Muitos setores da esquerda optaram por evitar fazer qualquer crítica que pudesse questionar diferentes aspectos da candidatura Lula, se resumindo a criticar o governo Bolsonaro, e assumem a mesma postura em relação ao futuro governo. Para tanto, rememora-se, em tom nostálgico, ações dos governos do PT que teriam sido positivas. Contudo, minimizam, ou mesmo procuram esconder, ataques contra os direitos dos trabalhadores perpetrados nos governos de Lula e Dilma, como a Reforma da Previdência. Os governos capitaneados pelos petistas são narrados como um período de conquistas, estabilidade e paz social. Com isso, caberia eleger Lula a qualquer custo, independente do programa ou do arco de alianças, com objetivo de restaurar o pleno funcionamento da democracia burguesa e a estabilidade das instituições do Estado construídas na Nova República.
Os marxistas não podem se confundir com os setores que nutrem ilusões na direção petista ou nos governos do passado. Deve, pelo contrário, explicar as contradições dos governos petistas, que dava migalhas aos trabalhadores enquanto mantinham benesses bilionárias às classes dominantes. Deve-se, igualmente, explicar que a queda de Dilma não se deu como ataque a supostas ações do governo, mas principalmente pelo esgotamento do PT enquanto direção orgânica dos trabalhadores e, portanto, sem mais utilidade para a burguesia no controle das ações do movimento de massas.
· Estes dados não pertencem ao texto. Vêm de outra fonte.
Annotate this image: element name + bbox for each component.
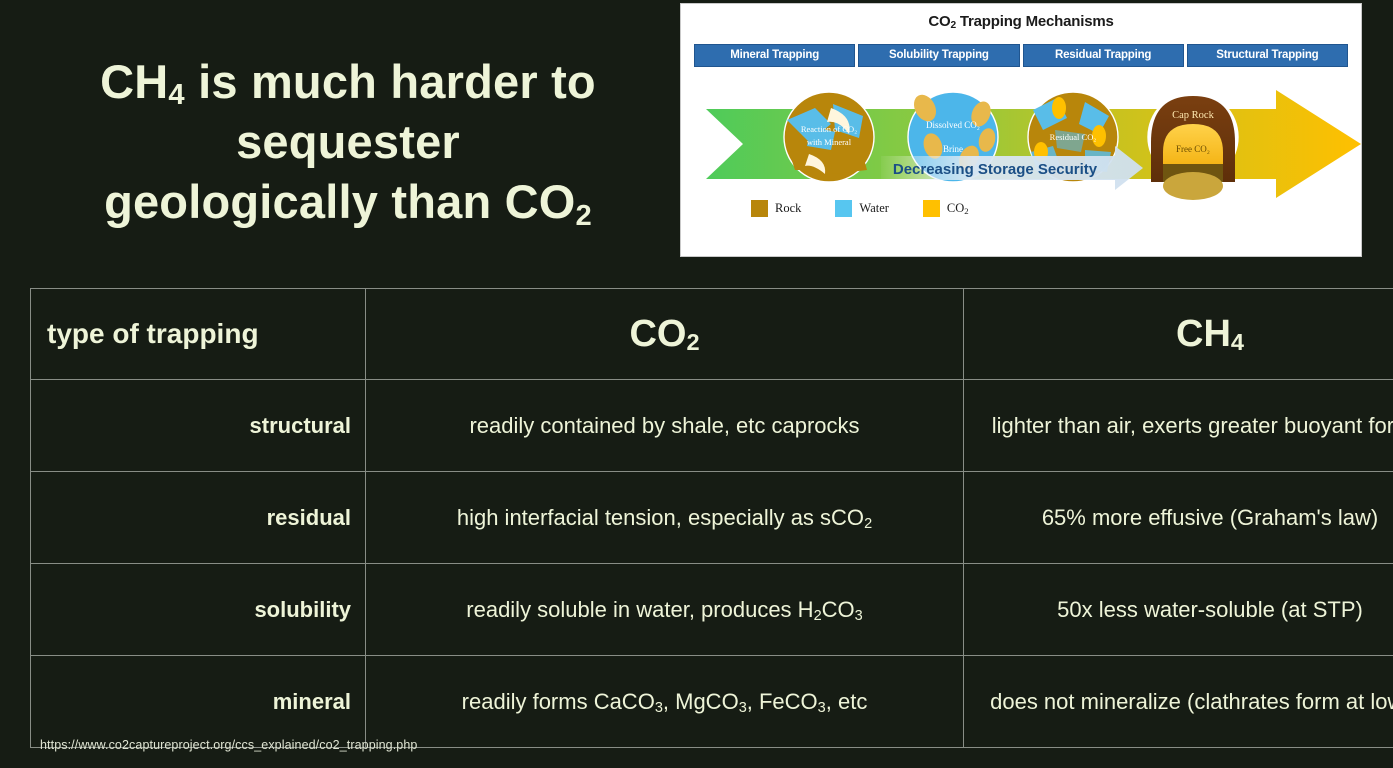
label-mineral-trapping: Mineral Trapping — [694, 44, 855, 67]
page-title-line-3: geologically than CO2 — [28, 172, 668, 232]
column-header-type: type of trapping — [31, 289, 366, 380]
circle-structural-caption-1: Cap Rock — [1172, 110, 1214, 121]
column-header-ch4: CH4 — [964, 289, 1393, 380]
cell-co2-mineral: readily forms CaCO3, MgCO3, FeCO3, etc — [366, 656, 964, 748]
circle-solubility-caption-1: Dissolved CO₂ — [926, 120, 980, 130]
circle-mineral-caption-1: Reaction of CO₂ — [801, 124, 857, 134]
label-residual-trapping: Residual Trapping — [1023, 44, 1184, 67]
column-header-co2: CO2 — [366, 289, 964, 380]
subscript-2: 2 — [864, 516, 872, 532]
subscript-3: 3 — [855, 608, 863, 624]
subscript-2: 2 — [576, 200, 592, 232]
diagram-legend: Rock Water CO2 — [751, 200, 969, 217]
trapping-comparison-table: type of trapping CO2 CH4 structural read… — [30, 288, 1393, 748]
legend-co2-subscript: 2 — [964, 206, 968, 216]
table-header-row: type of trapping CO2 CH4 — [31, 289, 1393, 380]
diagram-title: CO2 Trapping Mechanisms — [681, 13, 1361, 30]
trapping-label-row: Mineral Trapping Solubility Trapping Res… — [694, 44, 1348, 67]
storage-security-arrow-band: Reaction of CO₂ with Mineral Dissolved C… — [681, 90, 1361, 225]
legend-item-water: Water — [835, 200, 889, 217]
cell-ch4-structural: lighter than air, exerts greater buoyant… — [964, 380, 1393, 472]
cell-co2-residual: high interfacial tension, especially as … — [366, 472, 964, 564]
page-title: CH4 is much harder to sequester geologic… — [28, 52, 668, 232]
label-solubility-trapping: Solubility Trapping — [858, 44, 1019, 67]
subscript-3: 3 — [739, 700, 747, 716]
table-row: residual high interfacial tension, espec… — [31, 472, 1393, 564]
cell-ch4-solubility: 50x less water-soluble (at STP) — [964, 564, 1393, 656]
cell-type-mineral: mineral — [31, 656, 366, 748]
table-row: mineral readily forms CaCO3, MgCO3, FeCO… — [31, 656, 1393, 748]
circle-structural-caption-2: Free CO₂ — [1176, 144, 1210, 154]
table-header: type of trapping CO2 CH4 — [31, 289, 1393, 380]
legend-swatch-co2 — [923, 200, 940, 217]
cell-ch4-residual: 65% more effusive (Graham's law) — [964, 472, 1393, 564]
subscript-4: 4 — [168, 79, 184, 111]
legend-item-co2: CO2 — [923, 200, 969, 217]
arrow-caption-text: Decreasing Storage Security — [893, 161, 1098, 178]
subscript-2: 2 — [814, 608, 822, 624]
legend-item-rock: Rock — [751, 200, 801, 217]
table-row: structural readily contained by shale, e… — [31, 380, 1393, 472]
cell-co2-structural: readily contained by shale, etc caprocks — [366, 380, 964, 472]
circle-residual-caption: Residual CO₂ — [1050, 132, 1097, 142]
page-title-line-2: sequester — [28, 112, 668, 172]
cell-type-residual: residual — [31, 472, 366, 564]
source-url: https://www.co2captureproject.org/ccs_ex… — [40, 738, 417, 752]
cell-ch4-mineral: does not mineralize (clathrates form at … — [964, 656, 1393, 748]
legend-swatch-rock — [751, 200, 768, 217]
table-body: structural readily contained by shale, e… — [31, 380, 1393, 748]
column-header-ch4-subscript: 4 — [1231, 329, 1244, 355]
column-header-co2-subscript: 2 — [686, 329, 699, 355]
legend-swatch-water — [835, 200, 852, 217]
circle-mineral-caption-2: with Mineral — [807, 137, 852, 147]
slide-root: CH4 is much harder to sequester geologic… — [0, 0, 1393, 768]
co2-trapping-diagram: CO2 Trapping Mechanisms Mineral Trapping… — [680, 3, 1362, 257]
circle-mineral-trapping: Reaction of CO₂ with Mineral — [784, 92, 874, 182]
circle-solubility-caption-2: Brine — [943, 144, 963, 154]
legend-label-water: Water — [859, 201, 889, 216]
table-row: solubility readily soluble in water, pro… — [31, 564, 1393, 656]
label-structural-trapping: Structural Trapping — [1187, 44, 1348, 67]
cell-co2-solubility: readily soluble in water, produces H2CO3 — [366, 564, 964, 656]
subscript-3: 3 — [818, 700, 826, 716]
legend-label-co2: CO2 — [947, 201, 969, 216]
page-title-line-1: CH4 is much harder to — [28, 52, 668, 112]
legend-label-rock: Rock — [775, 201, 801, 216]
cell-type-solubility: solubility — [31, 564, 366, 656]
circle-structural-trapping: Cap Rock Free CO₂ — [1148, 92, 1238, 200]
subscript-3: 3 — [655, 700, 663, 716]
diagram-title-subscript: 2 — [950, 20, 955, 31]
cell-type-structural: structural — [31, 380, 366, 472]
Deve, igualmente, mostrar que o governo Bolsonaro é produto das ações desastrosas do PT, que, diante da piora na condição das vidas, foi incapaz de se apresentar como alternativa para as lutas e mobilizações dos trabalhadores.
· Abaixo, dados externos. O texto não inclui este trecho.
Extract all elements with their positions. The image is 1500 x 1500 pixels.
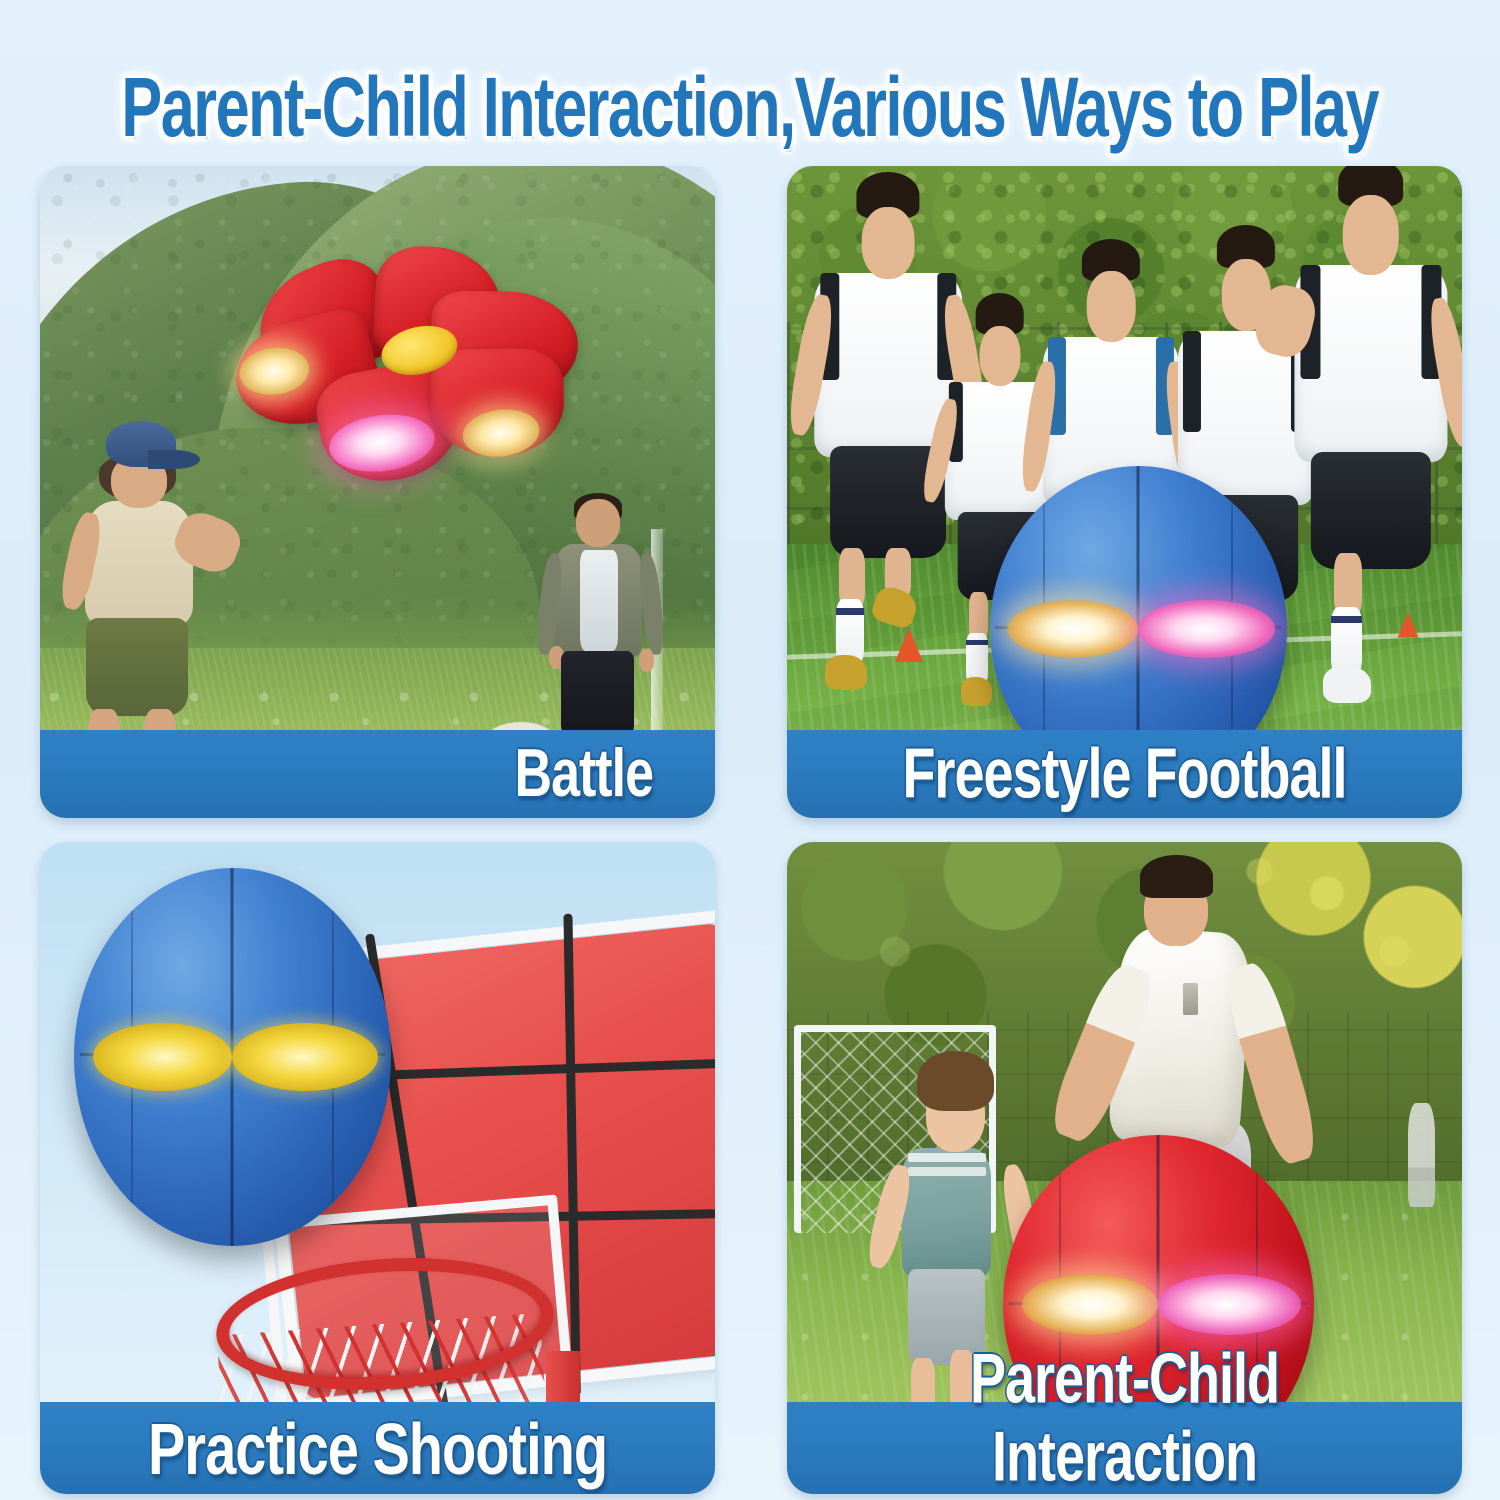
panel-parent-child-interaction[interactable]: Parent-Child Interaction [787,842,1462,1494]
child-hair [917,1051,994,1112]
child-head [1087,271,1136,341]
caption-bar-freestyle-football: Freestyle Football [787,730,1462,818]
freestyle-football-photo [787,166,1462,818]
man-head [576,499,620,547]
child-runner [1280,179,1462,714]
caption-label: Practice Shooting [148,1406,607,1491]
boy-shorts [86,618,188,716]
child-shoe [870,583,921,630]
panel-grid: Battle [40,166,1462,1494]
caption-bar-battle: Battle [40,730,715,818]
ball-led-gold [1022,1274,1159,1335]
ball-led-pink [1138,600,1275,659]
ball-led-yellow [93,1023,233,1091]
panel-freestyle-football[interactable]: Freestyle Football [787,166,1462,818]
page-title: Parent-Child Interaction,Various Ways to… [0,58,1500,158]
panel-practice-shooting[interactable]: Practice Shooting [40,842,715,1494]
man-shorts [561,651,634,741]
shirt-stripe [908,1153,986,1162]
jersey-stripe [1183,331,1201,432]
background-person [1408,1103,1435,1207]
panel-battle[interactable]: Battle [40,166,715,818]
caption-bar-practice-shooting: Practice Shooting [40,1402,715,1494]
caption-label-line1: Parent-Child [970,1339,1279,1420]
product-ball-blue [74,868,391,1246]
child-shoe [825,655,867,691]
page-title-text: Parent-Child Interaction,Various Ways to… [122,60,1379,156]
child-shirt [902,1148,991,1277]
child-shoe [1323,666,1370,703]
child-shoe [961,677,992,705]
ball-led-pink [1158,1274,1301,1335]
caption-label-line2: Interaction [992,1417,1257,1494]
child-jersey [1294,265,1447,463]
boy-cap-brim [148,450,201,469]
child-shorts [1311,452,1431,570]
shirt-stripe [908,1167,986,1176]
caption-parent-child-stack: Parent-Child Interaction [787,1348,1462,1488]
man-hand-right [639,649,654,673]
child-head [1343,195,1399,275]
caption-label: Freestyle Football [902,734,1346,815]
man-shirt [580,550,619,652]
child-head [862,207,915,278]
child-head [979,326,1020,387]
ball-led-yellow [232,1023,378,1091]
boy-shirt [85,501,194,626]
tshirt-logo [1183,983,1198,1015]
practice-shooting-photo [40,842,715,1494]
caption-label: Battle [515,735,653,813]
ball-led-gold [1007,600,1138,659]
battle-photo [40,166,715,818]
flying-disc-toy [223,230,600,506]
man-hair [1140,855,1213,898]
Os marxistas estiveram na base dos trabalhadores que levaram à vitória eleitoral de Lula. Contudo, em nenhum momento deixaram de denunciar a colaboração de classes e a defesa da união nacional e da democracia burguesa, mostrando os limites da candidatura Lula. Os marxistas entendem que é sua tarefa lutar pela construção da frente única, enquanto “expressão sincera do desejo de opor à ofensiva burguesa todas as forças da classe operária” (Internacional Comunista, “Tesis sobre la unidad del frente proletario”). Neste momento, o combate principal dos revolucionários passa pelo combate pela independência de classes dos trabalhadores e contra a entrada do PSOL no futuro governo Lula, que se expressa na carta aberta lançada pela Esquerda Marxista.